To generate our training dataset, we used our procedurally generated 3D scenes. The reader may either want to create its own rendering tool following our specifications or we could make the C++ code available [41]. To generate the validation dataset, we rendered a private 3D scene, not available to the public, but any 3D scene consisting of a rendered height field could be used instead. We provide our raw datasets [41], more precisely the performance data generated by our tool for both 3D scenes, raw and unsmoothed.

Using our datasets or with a dataset generated by a third party, the actual training of performance models can be reproduced. The reader will have to smooth the data as described using the LOESS algorithm and use the Matlab Curve Fitting Toolbox to achieve this.
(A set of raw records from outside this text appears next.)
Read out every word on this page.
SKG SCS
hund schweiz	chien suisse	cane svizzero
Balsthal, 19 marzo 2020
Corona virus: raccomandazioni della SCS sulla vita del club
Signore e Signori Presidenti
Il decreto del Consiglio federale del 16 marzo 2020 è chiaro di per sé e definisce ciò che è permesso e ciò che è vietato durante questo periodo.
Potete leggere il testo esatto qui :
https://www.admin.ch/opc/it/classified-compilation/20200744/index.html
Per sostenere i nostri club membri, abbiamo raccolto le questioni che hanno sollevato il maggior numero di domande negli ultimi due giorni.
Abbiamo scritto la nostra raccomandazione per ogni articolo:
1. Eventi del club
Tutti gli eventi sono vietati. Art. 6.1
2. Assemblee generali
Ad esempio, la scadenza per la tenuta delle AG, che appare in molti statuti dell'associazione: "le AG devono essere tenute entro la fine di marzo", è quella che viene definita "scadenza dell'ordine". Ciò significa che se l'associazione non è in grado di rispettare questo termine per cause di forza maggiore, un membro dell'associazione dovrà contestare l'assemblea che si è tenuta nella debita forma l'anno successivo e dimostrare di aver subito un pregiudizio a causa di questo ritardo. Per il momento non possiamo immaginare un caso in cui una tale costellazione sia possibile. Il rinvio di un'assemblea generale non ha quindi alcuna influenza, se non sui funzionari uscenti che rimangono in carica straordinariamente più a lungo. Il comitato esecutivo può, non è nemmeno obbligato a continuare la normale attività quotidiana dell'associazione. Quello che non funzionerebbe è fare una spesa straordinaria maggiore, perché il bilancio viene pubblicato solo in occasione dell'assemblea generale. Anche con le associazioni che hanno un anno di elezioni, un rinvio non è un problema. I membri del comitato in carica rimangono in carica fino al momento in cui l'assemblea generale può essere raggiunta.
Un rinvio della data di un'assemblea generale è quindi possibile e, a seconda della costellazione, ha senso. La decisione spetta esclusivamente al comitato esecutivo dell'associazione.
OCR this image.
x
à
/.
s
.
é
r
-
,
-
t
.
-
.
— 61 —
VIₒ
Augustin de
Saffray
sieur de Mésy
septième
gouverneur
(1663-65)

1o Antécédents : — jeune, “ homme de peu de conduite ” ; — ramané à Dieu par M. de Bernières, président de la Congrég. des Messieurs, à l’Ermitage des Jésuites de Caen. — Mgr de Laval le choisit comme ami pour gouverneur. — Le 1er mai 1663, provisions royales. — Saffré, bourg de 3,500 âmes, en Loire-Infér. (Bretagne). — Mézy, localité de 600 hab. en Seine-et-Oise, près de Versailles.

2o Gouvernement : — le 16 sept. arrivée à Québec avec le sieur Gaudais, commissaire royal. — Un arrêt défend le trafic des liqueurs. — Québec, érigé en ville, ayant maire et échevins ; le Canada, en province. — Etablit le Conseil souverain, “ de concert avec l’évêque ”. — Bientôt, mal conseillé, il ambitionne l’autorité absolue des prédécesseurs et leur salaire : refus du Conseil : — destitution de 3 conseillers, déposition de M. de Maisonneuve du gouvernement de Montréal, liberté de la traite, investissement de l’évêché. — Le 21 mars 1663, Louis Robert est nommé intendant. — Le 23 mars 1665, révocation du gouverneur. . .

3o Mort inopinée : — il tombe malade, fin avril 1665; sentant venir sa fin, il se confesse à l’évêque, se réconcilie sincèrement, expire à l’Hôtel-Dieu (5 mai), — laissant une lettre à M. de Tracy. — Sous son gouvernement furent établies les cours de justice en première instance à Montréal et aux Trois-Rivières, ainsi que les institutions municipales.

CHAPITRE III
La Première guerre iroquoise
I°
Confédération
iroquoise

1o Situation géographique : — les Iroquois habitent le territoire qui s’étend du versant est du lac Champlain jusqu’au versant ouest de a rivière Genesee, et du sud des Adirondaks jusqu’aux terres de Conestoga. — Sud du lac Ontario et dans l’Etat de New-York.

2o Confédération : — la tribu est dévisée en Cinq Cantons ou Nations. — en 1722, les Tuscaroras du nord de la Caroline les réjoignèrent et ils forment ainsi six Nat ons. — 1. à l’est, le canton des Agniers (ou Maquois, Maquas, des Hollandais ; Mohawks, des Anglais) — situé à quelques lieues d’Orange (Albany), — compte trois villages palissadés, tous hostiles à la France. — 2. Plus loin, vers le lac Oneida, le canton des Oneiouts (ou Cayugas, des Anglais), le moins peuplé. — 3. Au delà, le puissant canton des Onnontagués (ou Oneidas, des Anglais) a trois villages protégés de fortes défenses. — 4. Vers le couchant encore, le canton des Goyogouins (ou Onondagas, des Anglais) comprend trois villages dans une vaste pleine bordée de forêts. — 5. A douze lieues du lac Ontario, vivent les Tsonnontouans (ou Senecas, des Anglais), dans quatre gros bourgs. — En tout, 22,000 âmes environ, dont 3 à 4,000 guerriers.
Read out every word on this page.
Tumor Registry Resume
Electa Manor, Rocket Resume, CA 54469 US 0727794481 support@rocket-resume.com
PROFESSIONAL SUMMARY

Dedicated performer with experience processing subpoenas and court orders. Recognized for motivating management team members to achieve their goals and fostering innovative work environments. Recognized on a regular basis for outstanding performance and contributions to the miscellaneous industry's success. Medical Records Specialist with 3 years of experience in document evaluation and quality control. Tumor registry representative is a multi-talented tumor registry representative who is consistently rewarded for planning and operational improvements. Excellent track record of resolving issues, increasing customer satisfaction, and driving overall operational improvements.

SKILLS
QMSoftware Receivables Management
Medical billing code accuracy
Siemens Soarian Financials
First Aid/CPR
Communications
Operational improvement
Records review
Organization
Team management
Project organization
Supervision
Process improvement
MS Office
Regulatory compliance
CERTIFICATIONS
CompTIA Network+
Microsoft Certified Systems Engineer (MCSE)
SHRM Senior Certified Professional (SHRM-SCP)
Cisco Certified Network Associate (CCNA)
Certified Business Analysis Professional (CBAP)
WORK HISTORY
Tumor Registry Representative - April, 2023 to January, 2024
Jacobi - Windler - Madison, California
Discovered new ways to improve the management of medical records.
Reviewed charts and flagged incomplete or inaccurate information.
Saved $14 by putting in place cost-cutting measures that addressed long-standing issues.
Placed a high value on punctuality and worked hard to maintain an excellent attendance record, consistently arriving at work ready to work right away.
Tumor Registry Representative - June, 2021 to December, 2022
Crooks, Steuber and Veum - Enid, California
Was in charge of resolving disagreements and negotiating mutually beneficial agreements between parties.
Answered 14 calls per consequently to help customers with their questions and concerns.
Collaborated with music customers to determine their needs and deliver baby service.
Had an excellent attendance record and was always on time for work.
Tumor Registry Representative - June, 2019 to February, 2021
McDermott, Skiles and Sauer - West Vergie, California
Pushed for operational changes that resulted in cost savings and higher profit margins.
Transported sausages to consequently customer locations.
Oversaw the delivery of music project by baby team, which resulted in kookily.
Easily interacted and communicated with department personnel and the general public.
Then, the reader will have to generate the performance models with the Neural Network ToolBox. Our Matlab code could also be made available [41].

9. Conclusion

We have presented a set of tools that enable performance benchmarking and prediction in an avionics context. These were missing or not offered in the literature. We believe that avionics system designers and architects could benefit from these tools as none other are available in the literature. Also, the performance prediction errors were shown to be reasonably low, thus demonstrating the efficacy of our method.

Future work will include the development of a performance-correct simulator for avionics graphics hardware and also the addition of other scene characteristics like fog effects or antialiasing in the performance models. Also, it is of interest to evaluate the possibility to enhance our modeling by using Bayesian networks, gradient boosting machines, and hybrid models made from machine learning. Finally, we plan to automate more our processes and then experiment different use cases and parameters. This will help us to determine with more precision the upper bound of the cost reduction.

Data Availability

The data that support the findings of this study not available in [41] can be obtained from the corresponding author upon reasonable request.

Conflicts of Interest

The authors declare that they have no conflicts of interests.

Acknowledgments

Special thanks are due to CAE Inc. for providing experimental material, industrial 3D scenes from the World CDB. We would also like to thank our other partners, contributors, and sponsors (CMC Electronics, CRIAQ, Mitacs, and NSERC) who particularly helped for the completion of two master theses [42, 43], certain results of which inspired this publication.